J’ai parcouru différentes éditions de Ulysses, en italien, en français, dans l’original selon différentes leçons du texte, pour m’apercevoir que le pet de Bloom, à la fin de l’épisode des Sirènes connaît plusieurs orthographes.
En 2004, Tiphaine Samoyault, qui signe la traduction de l’épisode des Sirènes, propose la trouvaille onomatopéique suivante : « Prrrouftrrprff. » Elle me semble insurpassable en français, encore que j’y ajouterais volontiers un « f » final.

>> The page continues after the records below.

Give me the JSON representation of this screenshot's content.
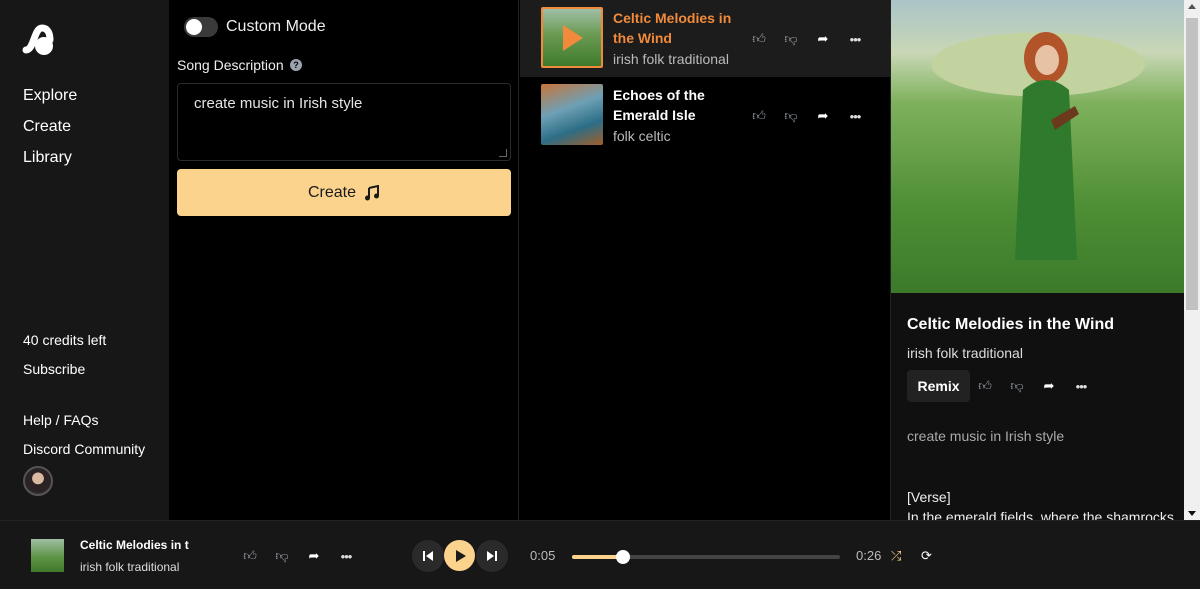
{
  "sidebar": {
    "nav": [
      "Explore",
      "Create",
      "Library"
    ],
    "credits": "40 credits left",
    "subscribe": "Subscribe",
    "help": "Help / FAQs",
    "discord": "Discord Community"
  },
  "create": {
    "custom_mode_label": "Custom Mode",
    "custom_mode_on": false,
    "song_description_label": "Song Description",
    "description_value": "create music in Irish style",
    "create_button": "Create"
  },
  "songs": [
    {
      "title": "Celtic Melodies in the Wind",
      "tags": "irish folk traditional",
      "active": true
    },
    {
      "title": "Echoes of the Emerald Isle",
      "tags": "folk celtic",
      "active": false
    }
  ],
  "detail": {
    "title": "Celtic Melodies in the Wind",
    "tags": "irish folk traditional",
    "remix": "Remix",
    "prompt": "create music in Irish style",
    "lyrics_tag": "[Verse]",
    "lyrics_line": "In the emerald fields, where the shamrocks"
  },
  "player": {
    "title": "Celtic Melodies in t",
    "tags": "irish folk traditional",
    "current_time": "0:05",
    "total_time": "0:26",
    "progress": 0.19
  },
  "colors": {
    "accent": "#fcd38d",
    "active_title": "#f18a3a",
    "background": "#000000",
    "sidebar": "#171717"
  },
  "icons": [
    "thumbs-up-icon",
    "thumbs-down-icon",
    "share-icon",
    "more-icon",
    "music-note-icon",
    "help-icon",
    "skip-back-icon",
    "play-icon",
    "skip-forward-icon",
    "shuffle-icon",
    "repeat-icon"
  ]
}
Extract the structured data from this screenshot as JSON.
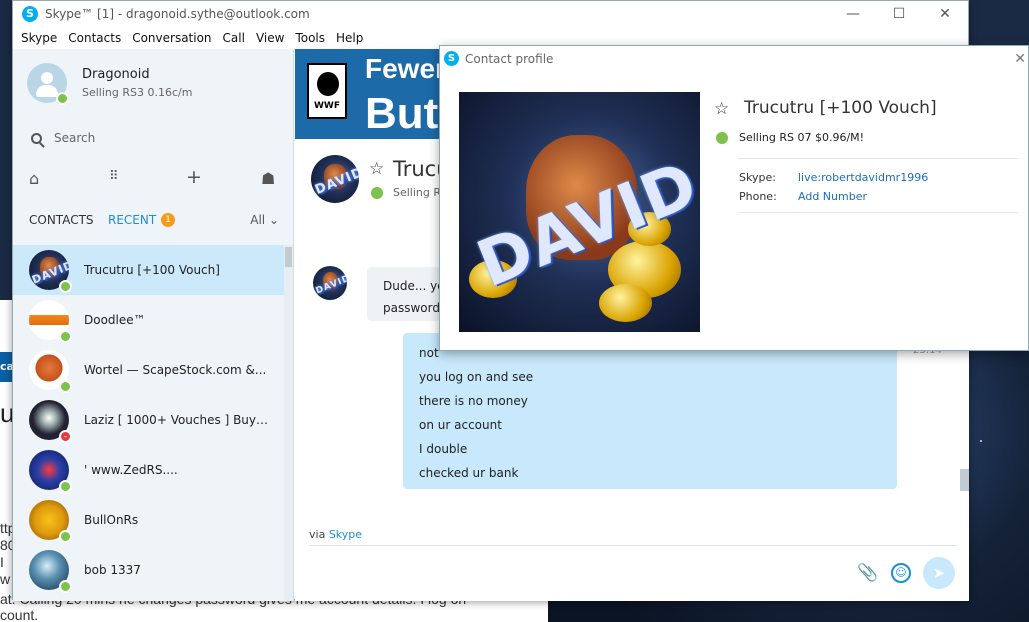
{
  "window": {
    "title": "Skype™ [1] - dragonoid.sythe@outlook.com",
    "logo_letter": "S",
    "controls": {
      "minimize": "—",
      "maximize": "☐",
      "close": "✕"
    }
  },
  "menu": [
    "Skype",
    "Contacts",
    "Conversation",
    "Call",
    "View",
    "Tools",
    "Help"
  ],
  "profile": {
    "name": "Dragonoid",
    "mood": "Selling RS3 0.16c/m",
    "status_color": "#7dc24a"
  },
  "search": {
    "placeholder": "Search"
  },
  "toolbar": {
    "home_icon": "⌂",
    "dialpad_icon": "⠿",
    "add_icon": "+",
    "bot_icon": "☗"
  },
  "tabs": {
    "contacts": "CONTACTS",
    "recent": "RECENT",
    "recent_badge": "1",
    "filter": "All ⌄"
  },
  "contacts": [
    {
      "name": "Trucutru [+100 Vouch]",
      "status": "online",
      "art": "david",
      "selected": true
    },
    {
      "name": "Doodlee™",
      "status": "online",
      "art": "car",
      "selected": false
    },
    {
      "name": "Wortel — ScapeStock.com &...",
      "status": "online",
      "art": "carrot",
      "selected": false
    },
    {
      "name": "Laziz [ 1000+ Vouches ] Buy &...",
      "status": "dnd",
      "art": "dark",
      "selected": false
    },
    {
      "name": "'                         www.ZedRS....",
      "status": "online",
      "art": "zedrs",
      "selected": false
    },
    {
      "name": "BullOnRs",
      "status": "online",
      "art": "bull",
      "selected": false
    },
    {
      "name": "bob 1337",
      "status": "online",
      "art": "globe",
      "selected": false
    }
  ],
  "ad": {
    "line1": "Fewer t",
    "line2": "But V",
    "logo_text": "WWF"
  },
  "conversation": {
    "name": "Trucutru",
    "mood": "Selling R",
    "incoming": [
      "Dude... yo",
      "password"
    ],
    "outgoing": [
      "not",
      "you log on and see",
      "there is no money",
      "on ur account",
      "I double",
      "checked ur bank"
    ],
    "timestamp": "23:14",
    "via_prefix": "via",
    "via_link": "Skype"
  },
  "compose": {
    "attach_icon": "📎",
    "emoji_icon": "☺",
    "send_icon": "➤"
  },
  "contact_profile": {
    "title": "Contact profile",
    "close": "✕",
    "name": "Trucutru [+100 Vouch]",
    "mood": "Selling RS 07 $0.96/M!",
    "skype_label": "Skype:",
    "skype_value": "live:robertdavidmr1996",
    "phone_label": "Phone:",
    "phone_value": "Add Number",
    "avatar_text": "DAVID"
  },
  "background_doc": {
    "lines": [
      "ttp",
      "80",
      "I",
      "w",
      "at. Calling 20 mins he changes password gives me account details. I log on",
      "count."
    ],
    "blue_tab": "ca",
    "big": "ut"
  }
}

Même si le pet — plus gras, plus français — proposé par Samoyault s’éloigne du texte de 1922, il reste finalement (à la finale du mot) très proche de la traduction de 1929. Mais comprenons-nous bien : cette flatulence semble s’inspirer de la traduction de 1929 telle que reprise en « Folio » en 1996, où ne figurent que deux « f » à la fin.
Oui, deux « f ». Cela me chiffonne prodigieusement le philologos.
J’ai vérifié. Il y a, selon toute bonne orthodoxie du pet bloomien, trois « f » dans l’édition parue chez Gallimard en 1948, trois dans l’édition du Livre de Poche 1967, pareillement trois dans l’édition « Folio » en deux volumes de 1972 et la graphie du pet de Bloom dans l’édition de la Pléiade (1995) est elle aussi « Fprrpffrrppfff. »
L’adaptation en manga du roman de Joyce (Soleil Manga, 2021) s’autorise quant à elle de fâcheuses libertés : « PRRRT ! ».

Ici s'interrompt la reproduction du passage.